Steigende Inflationserwartungen: US-Notenbank will Realität nicht wahrhaben

Axel Merk, Merk Funds, 26.10.2012

Der Offenmarktausschuss der US-Notenbank (FOMC) hat den Rubikon überschritten: Unsere Analyse legt nahe, dass das FOMC gegenwärtig absichtsvoll Wachstums- wie auch Inflationsdaten ignoriert. Bestenfalls könnte das FOMC damit beabsichtigen, die Märkte zwei Wochen vor den Wahlen nicht unnötig in Unruhe zu versetzen, schlimmstenfalls hat es sich von der Markttransparenz verabschiedet und versucht sich stattdessen an der Kontrolle der Renditekurve (den kurz- und langfristigen Zinssätzen):

Die Grafik zeigt, dass die Inflationserwartungen mittlerweile bereits eine Standardabweichung von +2 überschritten haben und der Durchbruch genau zu jener Zeit stattfand, als QE3 bekanntgeben wurde. Wir gehen davon aus, dass der Markt die Auffassung des FOMC, dass die langfristigen Inflationserwartungen stabil bleiben, nicht teilt.

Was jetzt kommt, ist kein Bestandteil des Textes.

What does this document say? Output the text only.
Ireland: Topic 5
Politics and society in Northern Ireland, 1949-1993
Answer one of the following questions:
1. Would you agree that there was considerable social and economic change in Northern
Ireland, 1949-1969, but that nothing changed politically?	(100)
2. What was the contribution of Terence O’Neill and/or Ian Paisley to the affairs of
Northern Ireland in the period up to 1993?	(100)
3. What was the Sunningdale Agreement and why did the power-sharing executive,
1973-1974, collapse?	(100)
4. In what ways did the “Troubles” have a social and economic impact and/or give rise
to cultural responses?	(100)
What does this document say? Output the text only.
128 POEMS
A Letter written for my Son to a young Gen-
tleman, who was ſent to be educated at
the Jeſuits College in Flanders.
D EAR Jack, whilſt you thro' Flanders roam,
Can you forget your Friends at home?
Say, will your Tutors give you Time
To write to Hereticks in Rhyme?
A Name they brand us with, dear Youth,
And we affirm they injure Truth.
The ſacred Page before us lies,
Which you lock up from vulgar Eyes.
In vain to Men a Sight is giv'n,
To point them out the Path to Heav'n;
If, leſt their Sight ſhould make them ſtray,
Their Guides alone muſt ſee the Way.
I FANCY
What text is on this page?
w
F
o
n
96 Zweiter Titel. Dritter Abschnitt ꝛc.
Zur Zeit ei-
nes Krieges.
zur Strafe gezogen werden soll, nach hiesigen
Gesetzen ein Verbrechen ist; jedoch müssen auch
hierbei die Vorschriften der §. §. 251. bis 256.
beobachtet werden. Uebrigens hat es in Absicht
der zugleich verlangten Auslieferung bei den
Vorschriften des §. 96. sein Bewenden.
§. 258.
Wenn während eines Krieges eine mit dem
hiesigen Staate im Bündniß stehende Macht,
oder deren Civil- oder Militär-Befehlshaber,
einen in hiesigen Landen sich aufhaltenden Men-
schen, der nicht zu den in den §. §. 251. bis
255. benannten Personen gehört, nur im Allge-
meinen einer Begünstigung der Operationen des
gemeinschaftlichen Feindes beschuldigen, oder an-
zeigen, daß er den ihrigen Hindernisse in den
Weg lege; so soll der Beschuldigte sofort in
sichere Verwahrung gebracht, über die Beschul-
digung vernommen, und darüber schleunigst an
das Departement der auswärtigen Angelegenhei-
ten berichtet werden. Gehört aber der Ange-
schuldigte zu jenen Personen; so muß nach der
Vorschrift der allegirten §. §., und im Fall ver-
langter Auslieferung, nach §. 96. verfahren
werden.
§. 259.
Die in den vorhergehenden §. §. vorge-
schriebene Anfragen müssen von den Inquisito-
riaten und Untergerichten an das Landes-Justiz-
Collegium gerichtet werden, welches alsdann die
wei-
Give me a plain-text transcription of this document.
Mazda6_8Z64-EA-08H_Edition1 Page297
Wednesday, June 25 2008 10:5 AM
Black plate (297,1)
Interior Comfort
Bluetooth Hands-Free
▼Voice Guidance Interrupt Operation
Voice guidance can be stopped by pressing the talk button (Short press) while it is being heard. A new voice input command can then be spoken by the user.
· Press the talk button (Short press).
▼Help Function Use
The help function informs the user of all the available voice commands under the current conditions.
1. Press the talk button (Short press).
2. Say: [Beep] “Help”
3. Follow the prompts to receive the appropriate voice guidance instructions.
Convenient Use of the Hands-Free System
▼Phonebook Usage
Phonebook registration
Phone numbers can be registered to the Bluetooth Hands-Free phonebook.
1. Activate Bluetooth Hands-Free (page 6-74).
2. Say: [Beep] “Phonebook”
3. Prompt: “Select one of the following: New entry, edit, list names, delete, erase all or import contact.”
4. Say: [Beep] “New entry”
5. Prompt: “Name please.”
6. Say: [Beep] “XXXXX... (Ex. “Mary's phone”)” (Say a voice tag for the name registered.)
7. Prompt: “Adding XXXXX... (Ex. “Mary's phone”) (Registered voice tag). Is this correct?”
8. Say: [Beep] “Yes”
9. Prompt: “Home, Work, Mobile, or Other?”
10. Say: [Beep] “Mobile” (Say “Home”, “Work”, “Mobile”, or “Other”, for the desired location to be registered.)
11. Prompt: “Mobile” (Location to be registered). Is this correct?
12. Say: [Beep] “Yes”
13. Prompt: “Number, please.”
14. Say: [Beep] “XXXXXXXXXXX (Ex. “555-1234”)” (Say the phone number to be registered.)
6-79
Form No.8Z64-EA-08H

Bestenfalls ignoriert das FOMC diese Entwicklung einfach, weil es auf andere Indikatoren achtet – hier sollte nicht vergessen werden, dass die quantitativen Lockerungsmaßnahmen genau die Zinssätze manipulieren, die die Fed analysieren will – oder es hat eine andere Auffassung von dem, was langfristig stabile Inflationserwartungen sein sollen. Schlimmstenfalls hat das FOMC jedoch einfach Angst davor, öffentlich einzugestehen, dass der Markt QE3 als inflationär erachtet.

Wir glauben, dass die Inflationserwartungen mittlerweile deutlich gestiegen sind. Die Realität einfach auszublenden, indem man die Wachstums- und Inflationsdaten ignoriert, dürfte für die langfristige Glaubwürdigkeit der Fed nicht sonderlich hilfreich sein. Und die Glaubwürdigkeit der Fed ist wichtig, da die Geldpolitik zunehmend teurer wird, wenn Worte allein nicht mehr ausreichen, um die Märkte zu bewegen.